Agios is a company with strengths in rare hematologic diseases. It already has experience commercializing two acute myeloid leukemia (AML) treatments approved by the U.S. Food and Drug Administration (FDA).
Yoon said, "Because rare diseases do not require large trials, we expect approval and commercialization before 2030," adding, "We anticipate that the process to actual approval and commercialization will proceed relatively quickly, with milestone receipts also beginning."
Oscotec plans to pursue additional technology transfers rather than being satisfied with this agreement.

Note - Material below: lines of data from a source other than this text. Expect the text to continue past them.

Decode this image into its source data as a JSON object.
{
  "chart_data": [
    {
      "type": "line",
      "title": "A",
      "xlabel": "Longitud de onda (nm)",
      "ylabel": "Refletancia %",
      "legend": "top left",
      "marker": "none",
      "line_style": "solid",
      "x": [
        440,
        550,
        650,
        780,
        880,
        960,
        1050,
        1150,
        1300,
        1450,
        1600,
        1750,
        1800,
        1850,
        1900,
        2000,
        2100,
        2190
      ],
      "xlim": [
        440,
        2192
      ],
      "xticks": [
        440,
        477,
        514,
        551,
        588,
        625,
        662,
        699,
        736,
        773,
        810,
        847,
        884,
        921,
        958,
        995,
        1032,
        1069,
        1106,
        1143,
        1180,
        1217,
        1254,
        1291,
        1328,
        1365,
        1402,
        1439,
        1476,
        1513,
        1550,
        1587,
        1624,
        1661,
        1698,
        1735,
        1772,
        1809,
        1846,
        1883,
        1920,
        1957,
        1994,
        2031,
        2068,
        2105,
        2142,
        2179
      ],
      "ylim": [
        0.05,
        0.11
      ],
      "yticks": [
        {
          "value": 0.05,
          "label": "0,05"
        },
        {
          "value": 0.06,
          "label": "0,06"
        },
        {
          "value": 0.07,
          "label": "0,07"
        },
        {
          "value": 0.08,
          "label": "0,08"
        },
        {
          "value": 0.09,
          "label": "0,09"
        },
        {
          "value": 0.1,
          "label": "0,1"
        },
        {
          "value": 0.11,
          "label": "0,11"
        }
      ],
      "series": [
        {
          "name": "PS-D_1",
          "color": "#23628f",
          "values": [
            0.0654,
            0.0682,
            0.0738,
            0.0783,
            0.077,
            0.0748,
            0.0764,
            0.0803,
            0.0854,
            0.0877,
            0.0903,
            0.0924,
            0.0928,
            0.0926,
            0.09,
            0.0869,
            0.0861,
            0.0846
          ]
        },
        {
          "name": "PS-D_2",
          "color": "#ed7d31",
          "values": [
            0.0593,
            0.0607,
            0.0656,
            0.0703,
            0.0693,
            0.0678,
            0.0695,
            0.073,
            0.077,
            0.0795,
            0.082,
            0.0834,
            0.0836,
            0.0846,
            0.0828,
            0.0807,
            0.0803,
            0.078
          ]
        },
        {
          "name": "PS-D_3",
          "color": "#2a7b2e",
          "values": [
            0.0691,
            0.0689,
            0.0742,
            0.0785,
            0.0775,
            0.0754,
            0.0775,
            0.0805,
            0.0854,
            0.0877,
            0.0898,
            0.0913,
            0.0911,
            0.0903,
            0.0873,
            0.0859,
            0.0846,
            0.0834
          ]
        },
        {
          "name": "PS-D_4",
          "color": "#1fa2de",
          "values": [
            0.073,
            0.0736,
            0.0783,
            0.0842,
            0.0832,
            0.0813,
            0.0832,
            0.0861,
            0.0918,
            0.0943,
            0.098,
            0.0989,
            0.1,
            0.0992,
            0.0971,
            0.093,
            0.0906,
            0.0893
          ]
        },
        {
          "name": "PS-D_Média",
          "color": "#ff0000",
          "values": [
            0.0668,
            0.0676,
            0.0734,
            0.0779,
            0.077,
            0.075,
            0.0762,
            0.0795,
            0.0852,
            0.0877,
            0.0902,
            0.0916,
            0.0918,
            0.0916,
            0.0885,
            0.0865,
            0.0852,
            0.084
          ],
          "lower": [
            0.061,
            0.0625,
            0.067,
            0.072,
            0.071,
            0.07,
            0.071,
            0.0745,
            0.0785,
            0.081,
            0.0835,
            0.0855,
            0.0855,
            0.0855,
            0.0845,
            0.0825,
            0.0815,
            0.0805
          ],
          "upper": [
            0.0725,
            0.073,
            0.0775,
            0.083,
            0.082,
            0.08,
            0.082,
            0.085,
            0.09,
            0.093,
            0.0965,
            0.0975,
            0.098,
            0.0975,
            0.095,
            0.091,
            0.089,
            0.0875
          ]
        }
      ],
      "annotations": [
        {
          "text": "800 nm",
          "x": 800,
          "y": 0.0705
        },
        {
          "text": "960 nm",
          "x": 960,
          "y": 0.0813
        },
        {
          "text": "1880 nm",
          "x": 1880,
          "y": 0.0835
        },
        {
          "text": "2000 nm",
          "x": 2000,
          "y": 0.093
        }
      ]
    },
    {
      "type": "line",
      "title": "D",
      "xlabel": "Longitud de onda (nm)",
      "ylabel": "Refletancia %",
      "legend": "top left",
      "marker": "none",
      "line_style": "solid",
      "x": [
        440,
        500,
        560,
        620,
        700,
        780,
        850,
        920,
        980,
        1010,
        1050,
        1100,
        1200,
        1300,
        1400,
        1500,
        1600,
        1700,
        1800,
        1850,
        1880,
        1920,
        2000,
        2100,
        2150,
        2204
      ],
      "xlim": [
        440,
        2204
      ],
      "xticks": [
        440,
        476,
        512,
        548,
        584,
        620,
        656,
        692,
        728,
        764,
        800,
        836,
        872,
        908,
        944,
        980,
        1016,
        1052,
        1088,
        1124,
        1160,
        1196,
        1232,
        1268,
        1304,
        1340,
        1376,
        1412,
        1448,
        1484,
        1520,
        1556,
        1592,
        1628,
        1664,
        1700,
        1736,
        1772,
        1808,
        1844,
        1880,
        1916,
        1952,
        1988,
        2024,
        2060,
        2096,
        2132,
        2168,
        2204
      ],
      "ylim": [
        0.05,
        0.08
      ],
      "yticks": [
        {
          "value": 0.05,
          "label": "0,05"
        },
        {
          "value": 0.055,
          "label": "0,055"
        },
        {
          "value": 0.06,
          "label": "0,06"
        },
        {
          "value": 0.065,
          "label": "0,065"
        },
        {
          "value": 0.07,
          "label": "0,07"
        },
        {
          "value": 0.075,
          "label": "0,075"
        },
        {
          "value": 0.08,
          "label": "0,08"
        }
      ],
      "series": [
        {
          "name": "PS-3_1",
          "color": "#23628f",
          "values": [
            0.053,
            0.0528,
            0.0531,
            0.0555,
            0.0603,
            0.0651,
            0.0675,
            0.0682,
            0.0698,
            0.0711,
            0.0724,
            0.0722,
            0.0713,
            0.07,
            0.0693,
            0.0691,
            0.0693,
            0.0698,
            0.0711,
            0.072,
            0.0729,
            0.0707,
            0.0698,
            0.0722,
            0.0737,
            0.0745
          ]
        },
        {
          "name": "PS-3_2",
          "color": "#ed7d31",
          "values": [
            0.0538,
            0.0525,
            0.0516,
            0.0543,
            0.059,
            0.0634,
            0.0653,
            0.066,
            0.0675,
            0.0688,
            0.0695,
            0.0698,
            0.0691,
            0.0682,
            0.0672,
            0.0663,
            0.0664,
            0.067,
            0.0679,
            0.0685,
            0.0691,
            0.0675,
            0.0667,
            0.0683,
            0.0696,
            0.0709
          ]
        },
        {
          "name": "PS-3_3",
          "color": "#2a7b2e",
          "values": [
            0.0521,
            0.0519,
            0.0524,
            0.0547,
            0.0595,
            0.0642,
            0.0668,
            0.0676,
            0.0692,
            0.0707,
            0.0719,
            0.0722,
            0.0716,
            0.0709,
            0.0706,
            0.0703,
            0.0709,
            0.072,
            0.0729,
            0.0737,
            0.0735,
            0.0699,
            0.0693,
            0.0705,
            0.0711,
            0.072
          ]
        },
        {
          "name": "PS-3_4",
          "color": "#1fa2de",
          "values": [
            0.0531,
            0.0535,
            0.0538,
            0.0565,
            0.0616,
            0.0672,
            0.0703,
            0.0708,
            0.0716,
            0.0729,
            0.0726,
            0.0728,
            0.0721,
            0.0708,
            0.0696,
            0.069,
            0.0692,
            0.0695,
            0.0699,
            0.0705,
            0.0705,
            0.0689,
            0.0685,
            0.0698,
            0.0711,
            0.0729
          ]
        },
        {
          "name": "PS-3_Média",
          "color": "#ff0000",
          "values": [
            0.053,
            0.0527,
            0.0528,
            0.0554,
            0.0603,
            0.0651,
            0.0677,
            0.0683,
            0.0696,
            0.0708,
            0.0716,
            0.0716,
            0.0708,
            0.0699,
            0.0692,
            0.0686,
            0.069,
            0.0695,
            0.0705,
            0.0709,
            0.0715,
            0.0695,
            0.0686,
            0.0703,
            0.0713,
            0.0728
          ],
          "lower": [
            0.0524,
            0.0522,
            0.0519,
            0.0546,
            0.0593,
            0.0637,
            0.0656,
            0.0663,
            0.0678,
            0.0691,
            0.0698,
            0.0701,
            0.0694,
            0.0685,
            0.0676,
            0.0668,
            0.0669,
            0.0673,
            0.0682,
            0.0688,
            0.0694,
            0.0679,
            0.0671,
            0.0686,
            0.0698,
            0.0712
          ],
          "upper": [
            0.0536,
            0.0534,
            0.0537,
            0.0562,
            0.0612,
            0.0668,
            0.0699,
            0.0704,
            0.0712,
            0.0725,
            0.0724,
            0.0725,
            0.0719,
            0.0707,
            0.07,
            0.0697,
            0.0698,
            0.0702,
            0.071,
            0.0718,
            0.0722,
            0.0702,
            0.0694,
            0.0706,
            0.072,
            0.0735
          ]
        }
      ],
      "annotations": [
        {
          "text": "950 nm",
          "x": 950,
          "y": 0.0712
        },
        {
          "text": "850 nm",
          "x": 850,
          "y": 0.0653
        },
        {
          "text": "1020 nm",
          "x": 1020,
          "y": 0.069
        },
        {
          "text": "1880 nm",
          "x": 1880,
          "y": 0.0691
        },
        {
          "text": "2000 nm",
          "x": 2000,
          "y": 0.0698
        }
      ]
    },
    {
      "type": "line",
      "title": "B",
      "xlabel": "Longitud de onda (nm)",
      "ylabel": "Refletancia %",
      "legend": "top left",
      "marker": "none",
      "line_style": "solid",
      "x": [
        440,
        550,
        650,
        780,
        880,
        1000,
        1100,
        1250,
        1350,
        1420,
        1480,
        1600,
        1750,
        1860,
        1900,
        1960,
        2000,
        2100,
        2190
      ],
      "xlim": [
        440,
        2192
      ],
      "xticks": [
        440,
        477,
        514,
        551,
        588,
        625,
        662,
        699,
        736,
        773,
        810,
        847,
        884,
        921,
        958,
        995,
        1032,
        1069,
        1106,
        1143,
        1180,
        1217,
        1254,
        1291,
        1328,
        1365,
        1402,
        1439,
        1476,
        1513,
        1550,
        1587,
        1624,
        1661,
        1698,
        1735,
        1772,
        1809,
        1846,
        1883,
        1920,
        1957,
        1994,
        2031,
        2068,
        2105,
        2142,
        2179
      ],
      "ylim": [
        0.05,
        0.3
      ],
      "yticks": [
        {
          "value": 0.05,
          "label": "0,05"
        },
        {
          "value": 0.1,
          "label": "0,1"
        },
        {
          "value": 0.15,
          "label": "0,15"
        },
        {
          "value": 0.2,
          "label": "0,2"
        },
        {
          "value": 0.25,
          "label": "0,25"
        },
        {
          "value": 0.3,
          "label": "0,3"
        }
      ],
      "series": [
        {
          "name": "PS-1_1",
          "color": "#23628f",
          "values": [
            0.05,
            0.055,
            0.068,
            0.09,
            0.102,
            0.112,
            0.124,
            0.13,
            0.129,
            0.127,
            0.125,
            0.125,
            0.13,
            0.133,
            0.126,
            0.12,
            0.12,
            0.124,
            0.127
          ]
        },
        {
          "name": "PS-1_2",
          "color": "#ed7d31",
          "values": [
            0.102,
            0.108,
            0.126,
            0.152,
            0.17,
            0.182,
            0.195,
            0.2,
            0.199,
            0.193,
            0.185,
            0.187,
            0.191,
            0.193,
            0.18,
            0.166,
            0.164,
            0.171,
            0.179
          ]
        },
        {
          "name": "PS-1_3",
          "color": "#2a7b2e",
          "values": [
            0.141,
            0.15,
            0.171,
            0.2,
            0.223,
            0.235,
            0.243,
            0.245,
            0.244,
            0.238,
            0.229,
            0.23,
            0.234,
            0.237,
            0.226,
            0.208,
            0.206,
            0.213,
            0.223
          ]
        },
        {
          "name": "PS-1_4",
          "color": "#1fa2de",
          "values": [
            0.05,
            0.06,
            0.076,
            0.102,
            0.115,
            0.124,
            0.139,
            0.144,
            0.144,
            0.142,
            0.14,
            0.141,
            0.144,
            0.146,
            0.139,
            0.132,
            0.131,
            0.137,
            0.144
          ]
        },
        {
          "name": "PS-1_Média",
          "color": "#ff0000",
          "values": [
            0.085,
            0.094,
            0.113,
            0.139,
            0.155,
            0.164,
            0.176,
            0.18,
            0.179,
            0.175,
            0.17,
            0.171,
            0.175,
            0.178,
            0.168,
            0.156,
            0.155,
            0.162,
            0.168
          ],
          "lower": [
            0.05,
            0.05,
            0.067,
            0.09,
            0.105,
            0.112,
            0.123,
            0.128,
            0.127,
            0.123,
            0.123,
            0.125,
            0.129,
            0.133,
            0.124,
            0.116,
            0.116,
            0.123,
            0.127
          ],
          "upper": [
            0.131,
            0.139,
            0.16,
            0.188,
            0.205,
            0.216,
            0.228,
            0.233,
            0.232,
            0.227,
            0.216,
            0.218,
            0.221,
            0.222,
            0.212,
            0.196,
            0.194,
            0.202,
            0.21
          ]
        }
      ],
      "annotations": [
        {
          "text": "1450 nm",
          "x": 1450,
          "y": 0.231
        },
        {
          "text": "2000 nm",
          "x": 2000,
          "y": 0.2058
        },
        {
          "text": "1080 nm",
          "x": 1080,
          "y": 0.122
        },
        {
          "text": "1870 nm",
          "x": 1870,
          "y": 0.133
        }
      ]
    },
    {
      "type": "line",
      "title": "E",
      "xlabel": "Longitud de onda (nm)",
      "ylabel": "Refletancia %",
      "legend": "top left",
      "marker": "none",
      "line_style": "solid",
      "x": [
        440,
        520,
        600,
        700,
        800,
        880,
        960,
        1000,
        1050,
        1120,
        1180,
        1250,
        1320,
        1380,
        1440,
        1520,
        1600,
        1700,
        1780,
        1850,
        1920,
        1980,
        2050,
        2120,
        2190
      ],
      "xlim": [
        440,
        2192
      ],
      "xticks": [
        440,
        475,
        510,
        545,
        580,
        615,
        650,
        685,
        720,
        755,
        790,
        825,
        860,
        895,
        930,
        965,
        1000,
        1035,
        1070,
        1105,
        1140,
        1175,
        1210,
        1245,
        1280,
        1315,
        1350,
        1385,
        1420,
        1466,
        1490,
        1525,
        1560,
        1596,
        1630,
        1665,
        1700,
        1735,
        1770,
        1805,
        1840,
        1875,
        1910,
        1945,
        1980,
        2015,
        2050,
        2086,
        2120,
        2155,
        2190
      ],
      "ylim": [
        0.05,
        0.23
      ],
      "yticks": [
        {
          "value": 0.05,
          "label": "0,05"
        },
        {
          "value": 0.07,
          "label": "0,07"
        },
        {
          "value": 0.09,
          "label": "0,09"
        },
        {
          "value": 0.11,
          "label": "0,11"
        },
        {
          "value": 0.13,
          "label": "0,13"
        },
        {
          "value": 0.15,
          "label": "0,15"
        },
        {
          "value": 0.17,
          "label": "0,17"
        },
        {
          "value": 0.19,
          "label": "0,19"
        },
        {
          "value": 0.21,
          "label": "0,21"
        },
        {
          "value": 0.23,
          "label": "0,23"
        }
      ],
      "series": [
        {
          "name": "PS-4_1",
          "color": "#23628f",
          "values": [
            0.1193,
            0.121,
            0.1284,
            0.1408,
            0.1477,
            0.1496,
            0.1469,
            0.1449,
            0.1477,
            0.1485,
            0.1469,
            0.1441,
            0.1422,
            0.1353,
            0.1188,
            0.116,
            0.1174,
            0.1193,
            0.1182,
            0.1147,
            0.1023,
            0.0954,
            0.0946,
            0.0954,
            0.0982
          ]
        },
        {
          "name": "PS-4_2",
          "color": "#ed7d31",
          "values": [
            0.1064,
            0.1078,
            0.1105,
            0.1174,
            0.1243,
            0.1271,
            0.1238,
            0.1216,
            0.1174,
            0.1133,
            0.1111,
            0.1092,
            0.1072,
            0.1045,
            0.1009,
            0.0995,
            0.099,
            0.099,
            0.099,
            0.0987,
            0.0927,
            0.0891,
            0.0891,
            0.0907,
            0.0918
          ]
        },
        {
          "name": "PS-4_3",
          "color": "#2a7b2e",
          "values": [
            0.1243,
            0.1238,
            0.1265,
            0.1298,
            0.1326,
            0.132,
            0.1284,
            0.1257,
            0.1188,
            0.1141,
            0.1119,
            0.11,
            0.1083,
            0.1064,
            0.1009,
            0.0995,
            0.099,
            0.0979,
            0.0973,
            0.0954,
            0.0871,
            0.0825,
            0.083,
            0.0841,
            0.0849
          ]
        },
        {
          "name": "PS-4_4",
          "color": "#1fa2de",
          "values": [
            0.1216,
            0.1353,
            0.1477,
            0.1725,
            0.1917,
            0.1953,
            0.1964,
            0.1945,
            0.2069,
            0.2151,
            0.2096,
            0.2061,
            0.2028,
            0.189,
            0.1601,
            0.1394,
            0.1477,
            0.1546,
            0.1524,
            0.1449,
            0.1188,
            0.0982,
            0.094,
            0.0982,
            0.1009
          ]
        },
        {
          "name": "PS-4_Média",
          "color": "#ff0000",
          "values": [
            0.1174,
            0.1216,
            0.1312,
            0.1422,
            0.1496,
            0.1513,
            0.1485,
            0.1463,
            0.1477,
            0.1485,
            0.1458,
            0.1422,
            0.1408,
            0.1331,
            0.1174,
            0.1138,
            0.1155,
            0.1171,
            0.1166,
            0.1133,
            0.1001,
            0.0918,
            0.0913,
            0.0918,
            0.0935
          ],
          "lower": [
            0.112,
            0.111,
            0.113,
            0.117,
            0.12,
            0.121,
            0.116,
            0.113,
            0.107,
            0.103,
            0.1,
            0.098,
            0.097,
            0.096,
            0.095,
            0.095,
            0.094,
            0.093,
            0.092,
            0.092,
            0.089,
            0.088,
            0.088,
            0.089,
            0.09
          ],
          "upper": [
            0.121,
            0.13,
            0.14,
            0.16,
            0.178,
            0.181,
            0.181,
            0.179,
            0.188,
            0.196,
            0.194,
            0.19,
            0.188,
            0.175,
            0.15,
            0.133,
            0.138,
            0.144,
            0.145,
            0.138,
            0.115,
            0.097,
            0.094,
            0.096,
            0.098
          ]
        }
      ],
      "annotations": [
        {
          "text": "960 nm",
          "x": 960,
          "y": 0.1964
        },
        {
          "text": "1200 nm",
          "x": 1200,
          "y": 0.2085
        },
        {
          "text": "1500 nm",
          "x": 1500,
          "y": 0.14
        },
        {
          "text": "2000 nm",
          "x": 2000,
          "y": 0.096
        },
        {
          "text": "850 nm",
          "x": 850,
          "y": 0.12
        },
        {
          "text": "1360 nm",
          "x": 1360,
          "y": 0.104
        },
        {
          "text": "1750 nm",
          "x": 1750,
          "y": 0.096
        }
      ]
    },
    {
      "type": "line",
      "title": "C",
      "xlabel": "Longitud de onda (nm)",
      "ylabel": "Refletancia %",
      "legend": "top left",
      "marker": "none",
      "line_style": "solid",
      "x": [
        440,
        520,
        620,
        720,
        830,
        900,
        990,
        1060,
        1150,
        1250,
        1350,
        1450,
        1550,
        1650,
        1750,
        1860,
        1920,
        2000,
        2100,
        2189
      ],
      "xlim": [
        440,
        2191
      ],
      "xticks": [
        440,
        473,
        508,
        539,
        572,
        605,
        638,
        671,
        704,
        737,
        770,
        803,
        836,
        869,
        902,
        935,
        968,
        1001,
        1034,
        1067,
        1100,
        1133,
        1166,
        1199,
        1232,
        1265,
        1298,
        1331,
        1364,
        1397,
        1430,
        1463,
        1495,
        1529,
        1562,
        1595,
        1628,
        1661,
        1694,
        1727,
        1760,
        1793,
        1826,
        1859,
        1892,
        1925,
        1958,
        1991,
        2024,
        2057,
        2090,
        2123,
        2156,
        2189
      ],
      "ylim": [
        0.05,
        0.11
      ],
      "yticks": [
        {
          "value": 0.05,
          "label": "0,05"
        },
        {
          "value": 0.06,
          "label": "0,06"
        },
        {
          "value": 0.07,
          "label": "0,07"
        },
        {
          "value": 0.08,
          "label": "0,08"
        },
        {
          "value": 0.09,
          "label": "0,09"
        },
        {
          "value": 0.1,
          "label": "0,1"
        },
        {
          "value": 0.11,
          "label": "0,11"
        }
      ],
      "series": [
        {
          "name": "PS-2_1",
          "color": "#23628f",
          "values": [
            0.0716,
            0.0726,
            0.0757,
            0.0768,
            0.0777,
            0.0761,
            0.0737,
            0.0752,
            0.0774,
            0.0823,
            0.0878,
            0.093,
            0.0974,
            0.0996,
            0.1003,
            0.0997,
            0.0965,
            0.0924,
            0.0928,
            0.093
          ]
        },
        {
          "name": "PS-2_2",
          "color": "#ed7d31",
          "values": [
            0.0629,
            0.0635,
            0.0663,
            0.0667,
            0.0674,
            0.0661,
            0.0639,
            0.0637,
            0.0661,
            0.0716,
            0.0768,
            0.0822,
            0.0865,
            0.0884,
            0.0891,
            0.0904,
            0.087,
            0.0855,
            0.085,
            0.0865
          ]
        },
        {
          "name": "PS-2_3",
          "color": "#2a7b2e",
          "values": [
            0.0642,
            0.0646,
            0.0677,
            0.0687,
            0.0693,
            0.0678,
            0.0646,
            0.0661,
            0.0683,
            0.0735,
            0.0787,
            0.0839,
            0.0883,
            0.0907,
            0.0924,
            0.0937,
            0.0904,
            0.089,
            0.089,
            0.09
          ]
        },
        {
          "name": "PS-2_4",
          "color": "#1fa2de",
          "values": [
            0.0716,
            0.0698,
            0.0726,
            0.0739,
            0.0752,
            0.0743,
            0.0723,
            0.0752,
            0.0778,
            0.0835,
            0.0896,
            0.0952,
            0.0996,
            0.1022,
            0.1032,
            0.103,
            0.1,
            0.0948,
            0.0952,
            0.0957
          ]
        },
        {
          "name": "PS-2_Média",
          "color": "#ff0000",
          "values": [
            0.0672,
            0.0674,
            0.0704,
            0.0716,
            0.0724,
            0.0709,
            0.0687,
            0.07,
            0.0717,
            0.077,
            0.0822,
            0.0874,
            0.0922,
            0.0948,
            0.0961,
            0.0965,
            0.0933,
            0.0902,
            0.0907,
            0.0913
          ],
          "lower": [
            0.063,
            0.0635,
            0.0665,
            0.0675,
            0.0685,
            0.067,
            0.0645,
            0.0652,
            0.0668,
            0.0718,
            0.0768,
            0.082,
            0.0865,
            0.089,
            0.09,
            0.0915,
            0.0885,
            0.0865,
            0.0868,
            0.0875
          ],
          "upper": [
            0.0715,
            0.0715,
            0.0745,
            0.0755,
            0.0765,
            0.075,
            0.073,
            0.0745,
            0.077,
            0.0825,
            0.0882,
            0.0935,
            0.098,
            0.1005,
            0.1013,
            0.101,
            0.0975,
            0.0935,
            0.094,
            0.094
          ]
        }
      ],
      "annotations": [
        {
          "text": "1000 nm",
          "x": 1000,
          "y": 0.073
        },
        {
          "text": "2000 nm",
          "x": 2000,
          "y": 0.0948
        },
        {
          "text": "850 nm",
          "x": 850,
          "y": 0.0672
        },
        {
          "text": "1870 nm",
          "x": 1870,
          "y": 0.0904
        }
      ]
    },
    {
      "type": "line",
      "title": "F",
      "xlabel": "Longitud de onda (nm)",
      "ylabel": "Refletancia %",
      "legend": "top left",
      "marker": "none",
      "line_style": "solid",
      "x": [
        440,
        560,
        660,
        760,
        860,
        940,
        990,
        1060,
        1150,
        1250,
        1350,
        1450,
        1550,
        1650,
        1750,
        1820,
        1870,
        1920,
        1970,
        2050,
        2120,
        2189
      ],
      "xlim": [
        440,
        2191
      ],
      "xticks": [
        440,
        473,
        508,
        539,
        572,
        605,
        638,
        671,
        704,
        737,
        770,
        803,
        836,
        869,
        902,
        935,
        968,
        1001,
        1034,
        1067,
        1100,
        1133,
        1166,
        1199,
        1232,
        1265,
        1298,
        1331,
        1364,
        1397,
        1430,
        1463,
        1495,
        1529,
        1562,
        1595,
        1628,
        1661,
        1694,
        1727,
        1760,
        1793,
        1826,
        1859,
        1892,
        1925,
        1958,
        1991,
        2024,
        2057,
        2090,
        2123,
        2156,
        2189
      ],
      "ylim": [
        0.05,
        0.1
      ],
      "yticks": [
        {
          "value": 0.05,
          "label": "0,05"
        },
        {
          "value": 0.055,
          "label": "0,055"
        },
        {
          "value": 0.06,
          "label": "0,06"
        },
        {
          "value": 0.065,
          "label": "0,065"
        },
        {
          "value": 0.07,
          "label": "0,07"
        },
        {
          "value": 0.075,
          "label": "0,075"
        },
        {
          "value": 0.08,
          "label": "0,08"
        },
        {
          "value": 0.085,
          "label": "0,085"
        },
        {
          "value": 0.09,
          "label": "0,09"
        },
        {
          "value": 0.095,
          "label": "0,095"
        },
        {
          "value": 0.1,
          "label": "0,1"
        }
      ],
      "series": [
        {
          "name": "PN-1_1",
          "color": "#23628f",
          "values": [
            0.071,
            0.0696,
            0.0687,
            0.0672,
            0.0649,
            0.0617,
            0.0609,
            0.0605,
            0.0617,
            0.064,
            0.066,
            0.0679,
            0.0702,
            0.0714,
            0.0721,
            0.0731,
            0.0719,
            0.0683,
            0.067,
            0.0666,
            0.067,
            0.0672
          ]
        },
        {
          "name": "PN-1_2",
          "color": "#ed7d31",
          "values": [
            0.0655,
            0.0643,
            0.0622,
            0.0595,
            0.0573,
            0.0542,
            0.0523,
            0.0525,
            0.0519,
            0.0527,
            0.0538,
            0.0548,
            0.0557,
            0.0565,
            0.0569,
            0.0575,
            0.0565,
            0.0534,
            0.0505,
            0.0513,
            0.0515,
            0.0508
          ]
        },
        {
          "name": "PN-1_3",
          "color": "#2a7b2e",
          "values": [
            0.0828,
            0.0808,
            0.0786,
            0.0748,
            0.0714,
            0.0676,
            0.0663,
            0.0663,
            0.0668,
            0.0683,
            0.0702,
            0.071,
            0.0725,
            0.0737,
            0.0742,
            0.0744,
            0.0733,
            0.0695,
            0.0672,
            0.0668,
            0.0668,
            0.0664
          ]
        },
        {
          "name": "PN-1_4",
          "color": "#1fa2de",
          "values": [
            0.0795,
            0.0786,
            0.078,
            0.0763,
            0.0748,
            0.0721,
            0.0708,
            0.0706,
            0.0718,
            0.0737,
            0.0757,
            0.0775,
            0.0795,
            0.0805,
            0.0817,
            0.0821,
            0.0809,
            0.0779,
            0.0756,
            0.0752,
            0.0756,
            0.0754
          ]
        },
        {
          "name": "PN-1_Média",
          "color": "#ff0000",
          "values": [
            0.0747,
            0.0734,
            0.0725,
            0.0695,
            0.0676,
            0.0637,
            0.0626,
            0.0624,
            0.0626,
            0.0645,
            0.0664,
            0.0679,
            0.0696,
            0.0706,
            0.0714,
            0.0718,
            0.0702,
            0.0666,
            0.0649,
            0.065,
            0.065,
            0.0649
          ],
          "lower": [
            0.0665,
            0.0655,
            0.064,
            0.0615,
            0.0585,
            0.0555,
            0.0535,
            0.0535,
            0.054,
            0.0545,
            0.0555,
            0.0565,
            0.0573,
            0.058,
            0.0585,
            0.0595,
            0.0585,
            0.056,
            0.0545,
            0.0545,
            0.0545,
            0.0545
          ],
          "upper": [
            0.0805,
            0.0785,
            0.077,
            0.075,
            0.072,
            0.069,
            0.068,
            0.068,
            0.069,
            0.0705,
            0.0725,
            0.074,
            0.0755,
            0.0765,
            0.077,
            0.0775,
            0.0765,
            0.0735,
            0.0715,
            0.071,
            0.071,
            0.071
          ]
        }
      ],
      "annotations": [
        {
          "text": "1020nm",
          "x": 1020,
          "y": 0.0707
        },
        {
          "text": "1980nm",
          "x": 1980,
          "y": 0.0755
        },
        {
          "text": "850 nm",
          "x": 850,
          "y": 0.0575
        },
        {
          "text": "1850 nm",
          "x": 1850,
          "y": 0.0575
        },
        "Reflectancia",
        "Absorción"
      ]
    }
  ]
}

In December last year, the company signed an out-licensing agreement with Sanofi for an Alzheimer's disease drug candidate and set a goal of achieving three or more technology transfers by 2030. With the Agios deal securing a second major contract, expectations for follow-up results are rising.
Yoon said, "We are discussing additional technology transfers for two follow-up pipeline assets by 2027."
Leading candidates include the idiopathic pulmonary fibrosis treatment "GNS-3545" and the chronic renal failure treatment "OCT-648." GNS-3545 is slated to begin business development after confirming phase 1 results within the year, while OCT-648 will start preclinical studies this month and aims for a technology transfer to a global pharmaceutical company before entering phase 1.
Yoon said, "We are ramping up development of the fibrosis-related pipeline, including anti-resistance anticancer agents and OCT-648," adding, "While development is currently centered on small molecules, we are also preparing to expand into various modalities going forward."
Meanwhile, regarding the possibility of fully consolidating Oscotec subsidiary Genosco, Executive Director Shin Dong-joon said, "The strategic direction of full subsidiary integration has not changed," adding, "We are in the process of fully communicating with shareholders and building consensus to ensure fair valuation and legitimacy."